The story of a very succesful scholarship program.
The Europe Direct Information Center of Bucharest, hosted by the European Institute in Romania, offers undergraduates and graduate students in Bucharest universities the possibility of specializing in European affairs. Recently, Bucharest hosted the second edition of the Internship and Scholarship Gala. 20 young students or graduates were awarded social media scholarships. The scholarship is a month, with the possibility of extending it to 3 months, by mutual agreement of the parts, depending on the activities of the center, the scholarship holder’s availability and willingness to get involved. We found out more about this project from Diana Filip, coordinator of the Europe Direct Center of Bucharest:
“This is a program we began in early 2014. The first scholarships were granted in 2014, and we thought that the interns who work at the European Institute and the Europe Direct Center should be rewarded for their work, considering that they work alongside us 3 to 6 hours a day. We make a selection, once or twice a year, depending on the number of people we need and the number of applications we receive. The number of places available is two per month, we had 20 places this year and in 2015, while in 2014 we had fewer places because the program started later. The call for applications is posted on our website. This is a European opportunity that we also disseminate on social media too, on Facebook and Twitter. The applications get sent by e-mail and have to contain a CV, a form we supply which has to be filled in with details of interest to us. Also, they should submit a creative paper on a European topic, focusing on the European priorities of that particular year. Recently, we have just finished the call for applications under the 2016 scholarship program.”
Madalin Blidaru studies political science and had a scholarship at the Europe Direct Center in June last year.

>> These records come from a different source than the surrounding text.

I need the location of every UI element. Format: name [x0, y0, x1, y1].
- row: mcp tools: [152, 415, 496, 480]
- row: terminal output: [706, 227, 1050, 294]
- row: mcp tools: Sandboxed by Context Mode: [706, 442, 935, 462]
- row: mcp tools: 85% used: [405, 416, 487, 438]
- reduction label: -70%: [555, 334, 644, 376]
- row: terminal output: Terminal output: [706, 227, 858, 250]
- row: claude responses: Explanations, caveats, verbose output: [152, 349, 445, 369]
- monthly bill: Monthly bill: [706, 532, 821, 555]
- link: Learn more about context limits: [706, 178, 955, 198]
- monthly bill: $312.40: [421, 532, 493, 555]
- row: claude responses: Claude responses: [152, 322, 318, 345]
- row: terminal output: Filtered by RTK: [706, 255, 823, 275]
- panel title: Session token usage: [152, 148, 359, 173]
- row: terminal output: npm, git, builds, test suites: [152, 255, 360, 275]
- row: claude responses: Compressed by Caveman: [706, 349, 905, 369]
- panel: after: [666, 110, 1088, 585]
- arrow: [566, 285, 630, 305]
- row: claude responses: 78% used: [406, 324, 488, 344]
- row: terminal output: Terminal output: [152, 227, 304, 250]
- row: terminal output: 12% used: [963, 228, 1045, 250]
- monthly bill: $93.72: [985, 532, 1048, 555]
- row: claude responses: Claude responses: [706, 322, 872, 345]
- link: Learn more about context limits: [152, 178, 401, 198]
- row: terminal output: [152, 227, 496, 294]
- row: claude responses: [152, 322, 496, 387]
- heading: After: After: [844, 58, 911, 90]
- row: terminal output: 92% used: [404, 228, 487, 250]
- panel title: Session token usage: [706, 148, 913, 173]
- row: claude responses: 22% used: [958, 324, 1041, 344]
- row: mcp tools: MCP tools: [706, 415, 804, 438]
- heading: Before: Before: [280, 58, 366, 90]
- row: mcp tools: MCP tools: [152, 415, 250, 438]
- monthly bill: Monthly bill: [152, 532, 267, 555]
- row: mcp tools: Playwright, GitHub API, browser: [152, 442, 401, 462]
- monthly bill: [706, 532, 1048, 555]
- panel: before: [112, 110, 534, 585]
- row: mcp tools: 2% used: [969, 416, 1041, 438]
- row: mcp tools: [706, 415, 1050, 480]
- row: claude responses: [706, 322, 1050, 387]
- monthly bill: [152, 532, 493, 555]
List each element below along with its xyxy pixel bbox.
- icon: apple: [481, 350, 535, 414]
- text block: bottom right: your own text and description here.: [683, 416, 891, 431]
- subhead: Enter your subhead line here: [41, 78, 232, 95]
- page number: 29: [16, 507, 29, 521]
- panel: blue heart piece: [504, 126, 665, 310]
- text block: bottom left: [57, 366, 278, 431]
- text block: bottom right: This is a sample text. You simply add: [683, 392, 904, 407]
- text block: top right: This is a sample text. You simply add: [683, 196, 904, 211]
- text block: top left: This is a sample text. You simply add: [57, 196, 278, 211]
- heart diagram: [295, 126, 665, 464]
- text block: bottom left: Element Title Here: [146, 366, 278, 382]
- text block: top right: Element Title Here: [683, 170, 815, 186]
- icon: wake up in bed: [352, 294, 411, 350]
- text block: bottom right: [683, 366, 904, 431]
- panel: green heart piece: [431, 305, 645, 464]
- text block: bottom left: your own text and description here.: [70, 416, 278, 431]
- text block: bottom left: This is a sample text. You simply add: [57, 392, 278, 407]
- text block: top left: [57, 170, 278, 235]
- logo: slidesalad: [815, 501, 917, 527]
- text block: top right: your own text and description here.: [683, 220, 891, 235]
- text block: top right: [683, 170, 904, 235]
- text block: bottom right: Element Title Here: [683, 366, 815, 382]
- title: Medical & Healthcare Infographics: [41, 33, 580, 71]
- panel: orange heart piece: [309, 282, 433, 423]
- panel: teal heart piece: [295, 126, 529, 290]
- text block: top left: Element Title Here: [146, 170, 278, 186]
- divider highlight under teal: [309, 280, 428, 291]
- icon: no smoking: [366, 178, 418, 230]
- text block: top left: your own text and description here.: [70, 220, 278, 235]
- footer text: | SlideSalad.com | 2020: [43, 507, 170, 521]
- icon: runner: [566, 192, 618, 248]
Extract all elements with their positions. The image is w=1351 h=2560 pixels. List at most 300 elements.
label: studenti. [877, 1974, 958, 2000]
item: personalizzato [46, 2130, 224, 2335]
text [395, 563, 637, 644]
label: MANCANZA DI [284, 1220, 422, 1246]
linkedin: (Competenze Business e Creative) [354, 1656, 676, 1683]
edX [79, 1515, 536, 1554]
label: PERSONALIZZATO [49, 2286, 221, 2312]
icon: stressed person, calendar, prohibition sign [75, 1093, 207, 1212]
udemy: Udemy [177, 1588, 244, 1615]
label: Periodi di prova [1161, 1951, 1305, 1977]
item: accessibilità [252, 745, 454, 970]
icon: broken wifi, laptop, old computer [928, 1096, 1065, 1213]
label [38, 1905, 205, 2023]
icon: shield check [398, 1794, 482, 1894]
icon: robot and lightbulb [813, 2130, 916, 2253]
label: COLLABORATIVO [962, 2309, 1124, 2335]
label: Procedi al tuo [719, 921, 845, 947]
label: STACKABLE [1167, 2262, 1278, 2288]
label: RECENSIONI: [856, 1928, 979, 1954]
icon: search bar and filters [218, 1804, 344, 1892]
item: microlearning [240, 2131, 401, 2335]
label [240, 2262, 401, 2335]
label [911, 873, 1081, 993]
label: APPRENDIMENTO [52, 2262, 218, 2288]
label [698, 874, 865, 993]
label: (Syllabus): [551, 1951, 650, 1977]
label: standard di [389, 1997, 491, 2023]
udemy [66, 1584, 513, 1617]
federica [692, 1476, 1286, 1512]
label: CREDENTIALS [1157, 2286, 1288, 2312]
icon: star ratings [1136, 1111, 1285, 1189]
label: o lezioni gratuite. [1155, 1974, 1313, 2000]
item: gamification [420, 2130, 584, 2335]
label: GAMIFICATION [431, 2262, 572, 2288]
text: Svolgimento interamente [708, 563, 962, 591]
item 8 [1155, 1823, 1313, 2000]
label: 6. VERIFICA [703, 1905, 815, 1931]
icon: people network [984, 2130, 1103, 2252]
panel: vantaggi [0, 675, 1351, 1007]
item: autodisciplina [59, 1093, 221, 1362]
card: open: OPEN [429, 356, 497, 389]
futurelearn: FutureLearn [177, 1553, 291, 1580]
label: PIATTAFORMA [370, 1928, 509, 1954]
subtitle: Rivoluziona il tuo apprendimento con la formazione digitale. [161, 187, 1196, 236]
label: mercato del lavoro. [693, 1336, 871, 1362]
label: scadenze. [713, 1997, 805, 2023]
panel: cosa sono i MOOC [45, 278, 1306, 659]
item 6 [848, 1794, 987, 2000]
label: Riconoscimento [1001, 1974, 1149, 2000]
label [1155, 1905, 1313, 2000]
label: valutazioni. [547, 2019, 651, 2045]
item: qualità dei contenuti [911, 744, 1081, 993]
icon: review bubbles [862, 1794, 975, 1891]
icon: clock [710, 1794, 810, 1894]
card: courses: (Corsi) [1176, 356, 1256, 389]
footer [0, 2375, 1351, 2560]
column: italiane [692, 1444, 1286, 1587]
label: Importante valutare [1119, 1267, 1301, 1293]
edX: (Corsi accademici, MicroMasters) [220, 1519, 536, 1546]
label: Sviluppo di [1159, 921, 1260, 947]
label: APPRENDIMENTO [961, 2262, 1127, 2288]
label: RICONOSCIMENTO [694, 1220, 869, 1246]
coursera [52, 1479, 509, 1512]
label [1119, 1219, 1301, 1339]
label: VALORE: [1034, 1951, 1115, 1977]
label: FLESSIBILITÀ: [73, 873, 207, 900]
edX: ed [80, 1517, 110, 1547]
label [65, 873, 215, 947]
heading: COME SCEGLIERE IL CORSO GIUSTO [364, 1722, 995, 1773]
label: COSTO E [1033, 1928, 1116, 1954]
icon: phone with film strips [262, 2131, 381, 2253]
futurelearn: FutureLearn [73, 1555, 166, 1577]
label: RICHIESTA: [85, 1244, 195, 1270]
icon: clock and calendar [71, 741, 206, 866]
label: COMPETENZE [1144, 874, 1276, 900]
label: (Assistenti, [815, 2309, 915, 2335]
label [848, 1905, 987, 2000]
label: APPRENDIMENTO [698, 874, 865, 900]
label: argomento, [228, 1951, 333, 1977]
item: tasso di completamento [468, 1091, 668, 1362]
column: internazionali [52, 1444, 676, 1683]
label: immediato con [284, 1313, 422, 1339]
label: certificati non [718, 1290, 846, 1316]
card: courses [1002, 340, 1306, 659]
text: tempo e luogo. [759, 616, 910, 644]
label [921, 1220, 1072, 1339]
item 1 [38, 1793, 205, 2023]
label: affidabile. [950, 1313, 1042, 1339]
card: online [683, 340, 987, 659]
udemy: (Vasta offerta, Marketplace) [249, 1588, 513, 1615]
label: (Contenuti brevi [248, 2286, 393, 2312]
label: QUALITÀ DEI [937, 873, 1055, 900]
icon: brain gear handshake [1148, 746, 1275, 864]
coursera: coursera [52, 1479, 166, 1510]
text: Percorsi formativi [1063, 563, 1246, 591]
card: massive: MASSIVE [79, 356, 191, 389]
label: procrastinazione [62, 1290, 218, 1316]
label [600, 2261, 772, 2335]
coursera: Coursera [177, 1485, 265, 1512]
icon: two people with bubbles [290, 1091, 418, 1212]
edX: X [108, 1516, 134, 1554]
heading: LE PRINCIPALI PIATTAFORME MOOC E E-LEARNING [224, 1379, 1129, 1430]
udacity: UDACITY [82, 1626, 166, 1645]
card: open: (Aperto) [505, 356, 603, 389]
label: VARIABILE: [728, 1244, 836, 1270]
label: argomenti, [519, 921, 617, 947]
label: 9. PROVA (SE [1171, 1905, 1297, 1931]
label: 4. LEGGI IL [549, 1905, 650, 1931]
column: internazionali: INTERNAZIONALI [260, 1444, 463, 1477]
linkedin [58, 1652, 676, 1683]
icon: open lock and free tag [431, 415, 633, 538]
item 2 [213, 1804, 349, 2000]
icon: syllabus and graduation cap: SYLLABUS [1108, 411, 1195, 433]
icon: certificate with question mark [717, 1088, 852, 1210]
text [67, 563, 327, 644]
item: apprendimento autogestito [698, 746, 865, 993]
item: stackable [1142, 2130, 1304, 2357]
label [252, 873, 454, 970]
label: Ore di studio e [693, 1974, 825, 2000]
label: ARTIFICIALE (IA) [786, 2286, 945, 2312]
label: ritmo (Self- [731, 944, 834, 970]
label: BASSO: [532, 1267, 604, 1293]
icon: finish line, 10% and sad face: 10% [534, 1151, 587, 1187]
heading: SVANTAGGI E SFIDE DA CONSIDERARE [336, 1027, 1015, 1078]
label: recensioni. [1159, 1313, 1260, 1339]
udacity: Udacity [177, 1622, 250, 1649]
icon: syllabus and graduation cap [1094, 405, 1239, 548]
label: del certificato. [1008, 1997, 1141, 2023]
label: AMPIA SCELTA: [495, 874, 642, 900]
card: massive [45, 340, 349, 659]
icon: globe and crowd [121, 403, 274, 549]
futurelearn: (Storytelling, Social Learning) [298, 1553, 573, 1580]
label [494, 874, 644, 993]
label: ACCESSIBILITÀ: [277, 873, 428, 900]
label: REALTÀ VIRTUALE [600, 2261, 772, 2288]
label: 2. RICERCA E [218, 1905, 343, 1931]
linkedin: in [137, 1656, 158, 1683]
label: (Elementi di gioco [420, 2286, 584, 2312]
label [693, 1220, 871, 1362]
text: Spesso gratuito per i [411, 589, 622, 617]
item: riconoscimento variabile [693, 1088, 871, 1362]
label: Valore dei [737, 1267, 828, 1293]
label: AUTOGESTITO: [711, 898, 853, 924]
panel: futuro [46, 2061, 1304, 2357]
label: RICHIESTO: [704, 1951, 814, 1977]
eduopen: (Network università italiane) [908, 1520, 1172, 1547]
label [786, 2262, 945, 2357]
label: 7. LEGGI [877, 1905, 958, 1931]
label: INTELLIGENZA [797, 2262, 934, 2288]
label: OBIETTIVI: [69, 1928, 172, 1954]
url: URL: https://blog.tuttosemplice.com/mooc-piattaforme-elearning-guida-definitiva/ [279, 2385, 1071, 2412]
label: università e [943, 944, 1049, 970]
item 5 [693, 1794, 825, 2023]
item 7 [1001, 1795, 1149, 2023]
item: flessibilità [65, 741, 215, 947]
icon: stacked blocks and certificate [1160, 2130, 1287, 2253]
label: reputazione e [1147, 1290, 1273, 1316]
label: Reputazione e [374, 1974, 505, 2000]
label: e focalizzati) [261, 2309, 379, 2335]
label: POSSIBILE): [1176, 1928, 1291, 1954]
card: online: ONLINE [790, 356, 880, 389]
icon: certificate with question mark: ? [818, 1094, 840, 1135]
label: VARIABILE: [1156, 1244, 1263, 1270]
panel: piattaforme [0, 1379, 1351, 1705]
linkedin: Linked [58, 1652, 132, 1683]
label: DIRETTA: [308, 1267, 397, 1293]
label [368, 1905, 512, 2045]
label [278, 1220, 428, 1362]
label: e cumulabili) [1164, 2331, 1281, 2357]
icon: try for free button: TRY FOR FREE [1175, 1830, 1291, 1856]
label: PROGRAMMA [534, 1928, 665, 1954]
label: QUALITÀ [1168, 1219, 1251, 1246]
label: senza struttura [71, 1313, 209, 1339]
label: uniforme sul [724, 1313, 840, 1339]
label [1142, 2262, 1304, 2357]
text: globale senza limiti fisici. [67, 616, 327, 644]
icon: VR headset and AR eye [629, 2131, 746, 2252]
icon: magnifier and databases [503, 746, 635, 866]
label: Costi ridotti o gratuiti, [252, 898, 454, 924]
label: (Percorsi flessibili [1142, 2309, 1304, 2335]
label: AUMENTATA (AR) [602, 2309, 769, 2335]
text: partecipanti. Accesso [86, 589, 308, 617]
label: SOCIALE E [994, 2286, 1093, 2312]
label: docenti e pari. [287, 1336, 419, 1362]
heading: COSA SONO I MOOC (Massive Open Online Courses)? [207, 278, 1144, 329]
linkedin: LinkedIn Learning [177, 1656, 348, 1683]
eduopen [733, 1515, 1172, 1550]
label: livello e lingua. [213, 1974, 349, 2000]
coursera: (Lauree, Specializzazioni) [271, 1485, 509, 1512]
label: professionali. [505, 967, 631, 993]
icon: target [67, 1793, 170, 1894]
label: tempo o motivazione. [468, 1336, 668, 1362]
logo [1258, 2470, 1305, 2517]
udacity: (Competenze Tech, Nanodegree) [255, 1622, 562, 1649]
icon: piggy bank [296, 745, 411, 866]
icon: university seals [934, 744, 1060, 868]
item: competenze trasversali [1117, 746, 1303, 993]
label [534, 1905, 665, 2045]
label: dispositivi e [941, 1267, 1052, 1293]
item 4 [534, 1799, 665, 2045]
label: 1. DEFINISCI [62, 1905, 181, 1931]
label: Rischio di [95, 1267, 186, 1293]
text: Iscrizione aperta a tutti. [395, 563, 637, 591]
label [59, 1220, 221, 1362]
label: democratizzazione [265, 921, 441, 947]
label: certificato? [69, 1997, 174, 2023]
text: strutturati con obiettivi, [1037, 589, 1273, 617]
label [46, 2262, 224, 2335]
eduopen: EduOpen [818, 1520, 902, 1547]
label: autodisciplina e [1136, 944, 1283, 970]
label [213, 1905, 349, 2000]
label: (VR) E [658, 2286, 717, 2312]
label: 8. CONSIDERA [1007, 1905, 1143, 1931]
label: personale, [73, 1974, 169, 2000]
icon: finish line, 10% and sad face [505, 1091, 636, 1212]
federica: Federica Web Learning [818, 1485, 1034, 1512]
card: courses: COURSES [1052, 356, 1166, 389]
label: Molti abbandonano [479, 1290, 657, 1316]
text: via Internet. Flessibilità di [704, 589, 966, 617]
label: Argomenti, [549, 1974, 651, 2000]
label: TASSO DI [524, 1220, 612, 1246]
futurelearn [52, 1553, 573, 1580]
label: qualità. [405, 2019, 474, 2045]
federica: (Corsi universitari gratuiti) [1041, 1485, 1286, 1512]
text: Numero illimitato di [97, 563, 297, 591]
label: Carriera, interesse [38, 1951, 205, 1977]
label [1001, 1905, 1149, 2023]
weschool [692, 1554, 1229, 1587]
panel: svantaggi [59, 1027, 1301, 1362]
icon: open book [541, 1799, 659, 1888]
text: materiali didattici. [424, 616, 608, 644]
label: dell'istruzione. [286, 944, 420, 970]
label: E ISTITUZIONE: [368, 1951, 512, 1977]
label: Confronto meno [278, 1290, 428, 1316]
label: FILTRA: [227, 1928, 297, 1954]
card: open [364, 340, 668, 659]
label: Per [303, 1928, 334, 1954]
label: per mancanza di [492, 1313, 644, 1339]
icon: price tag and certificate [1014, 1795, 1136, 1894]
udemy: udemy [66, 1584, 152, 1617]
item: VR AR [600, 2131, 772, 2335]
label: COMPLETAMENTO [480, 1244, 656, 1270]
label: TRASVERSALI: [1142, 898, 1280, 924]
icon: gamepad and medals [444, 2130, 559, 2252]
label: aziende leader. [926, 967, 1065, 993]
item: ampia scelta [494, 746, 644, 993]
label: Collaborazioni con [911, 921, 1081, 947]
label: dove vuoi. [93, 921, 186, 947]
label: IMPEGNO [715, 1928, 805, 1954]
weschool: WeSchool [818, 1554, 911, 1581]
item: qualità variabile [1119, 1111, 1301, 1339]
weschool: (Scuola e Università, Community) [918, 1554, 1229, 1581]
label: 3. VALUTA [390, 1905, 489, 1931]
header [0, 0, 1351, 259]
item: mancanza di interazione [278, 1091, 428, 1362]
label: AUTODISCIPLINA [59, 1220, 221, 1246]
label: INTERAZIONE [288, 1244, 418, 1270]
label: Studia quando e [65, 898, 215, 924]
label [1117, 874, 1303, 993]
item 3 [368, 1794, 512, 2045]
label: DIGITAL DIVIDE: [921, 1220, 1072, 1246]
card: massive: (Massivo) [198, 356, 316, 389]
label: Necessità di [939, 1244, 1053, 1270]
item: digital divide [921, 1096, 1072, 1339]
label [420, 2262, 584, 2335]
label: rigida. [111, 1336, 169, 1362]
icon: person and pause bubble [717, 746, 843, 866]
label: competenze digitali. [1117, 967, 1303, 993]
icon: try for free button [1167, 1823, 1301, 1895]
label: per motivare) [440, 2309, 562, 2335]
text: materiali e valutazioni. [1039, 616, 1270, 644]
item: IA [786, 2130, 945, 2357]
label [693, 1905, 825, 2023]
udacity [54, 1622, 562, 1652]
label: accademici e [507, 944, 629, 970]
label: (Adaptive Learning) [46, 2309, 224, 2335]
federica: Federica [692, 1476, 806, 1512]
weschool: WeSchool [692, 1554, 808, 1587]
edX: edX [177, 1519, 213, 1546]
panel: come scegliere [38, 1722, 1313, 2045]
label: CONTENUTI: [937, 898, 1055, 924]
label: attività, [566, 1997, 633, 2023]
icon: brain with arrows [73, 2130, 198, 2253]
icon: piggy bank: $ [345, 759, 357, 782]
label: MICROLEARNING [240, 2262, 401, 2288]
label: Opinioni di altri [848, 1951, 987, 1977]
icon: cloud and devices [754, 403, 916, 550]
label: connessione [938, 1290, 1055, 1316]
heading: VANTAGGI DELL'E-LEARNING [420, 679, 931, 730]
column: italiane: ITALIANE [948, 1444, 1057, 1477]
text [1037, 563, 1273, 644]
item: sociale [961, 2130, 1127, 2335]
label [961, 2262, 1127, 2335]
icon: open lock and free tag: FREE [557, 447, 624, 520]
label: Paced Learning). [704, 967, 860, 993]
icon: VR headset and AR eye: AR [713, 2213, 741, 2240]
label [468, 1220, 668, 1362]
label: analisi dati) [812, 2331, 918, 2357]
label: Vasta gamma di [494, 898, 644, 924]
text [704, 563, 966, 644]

“I had the opportunity to get up to speed on everything about Europe, to see what goes on in the European Parliament and how this is received in Romania, to see what activities the European Commission has, including opportunities for financing, which are promoted among citizens, opportunities for young people, scholarships, study programs, and other EU news. This internship was on communication. It was an interesting one, because we know how useful it is for information to reach citizens, younger and older alike. When I was there I interacted with people who were there to get information on various topics on the European agenda. At school I specialized mostly in European studies, therefore this internship helped me organize my knowledge, and it also helped me with my exams.”
Ioana Vorochevici is also a political science student, and is working on her PhD right now:
“I was on a one-month internship at the Europe Direct Information Center last year. It was an extremely useful internship, both in terms of technical elements learned there related to social media, but also in terms of the new perspectives I encountered due to taking part in events. I am very grateful for the opportunity I have, and I hope to continue my collaboration with the Center”.
Marina Penciu is a doctoral student with the University of Bucharest School of History, and in spring last year she had the opportunity of getting an internship with the European Institute:
“This was one of the most productive activities I have taken part in outside school, especially considering that I very much liked the center’s mission. I think it is very important how you communicate with citizens, and not generally and declaratively, but punctual, concrete communication, in a manner which is easily understood by them. We tried to transform the EU’s general messages in punctual, clear, concise messages to help citizens understand Europe better. I think people have to understand what the purpose is, and what leverage they have, as citizens of the Union, especially in this crisis context. We have to become aware that, in the end, the European project is to everyone’s advantage. In my PhD thesis I focus on international organizations, not the EU, but NATO. I believe, however, that working in an international organization, such as the EU, is one of the ideal jobs right now. I think this type of job is most suitable for our way of being and for the plans our generation has.”
The Europe Direct network is one of the main instruments used by the European Commission to inform its citizens and communicate with them at local level. Ioana Marchis – coordinator of the Europe Direct network in Romania – urges students to register for the scholarships offered by the European Commission Representation in Romania too:
“The Commission has lots of programs running in partnership or through the relevant state institutions. This project, called Europe Direct, runs in all member states. Practically there are 550 such centers as the one in Bucharest, all over Europe. Romania has 31 such centers. On this occasion, I invite interns to also apply for an internship at the Representation. This opportunity is open for applications until June- July, and I hope as many of you will show passion and will get involved in all that has to do with communication, the topic of our internship. At this point we, at the European Commission, are starting to work on some reference terms, namely what we would like to happen with these centers over the next financial framework.”
Some of the people who took part in these European communication courses managed to get jobs in this domain. They are communicators for European policies for Romania.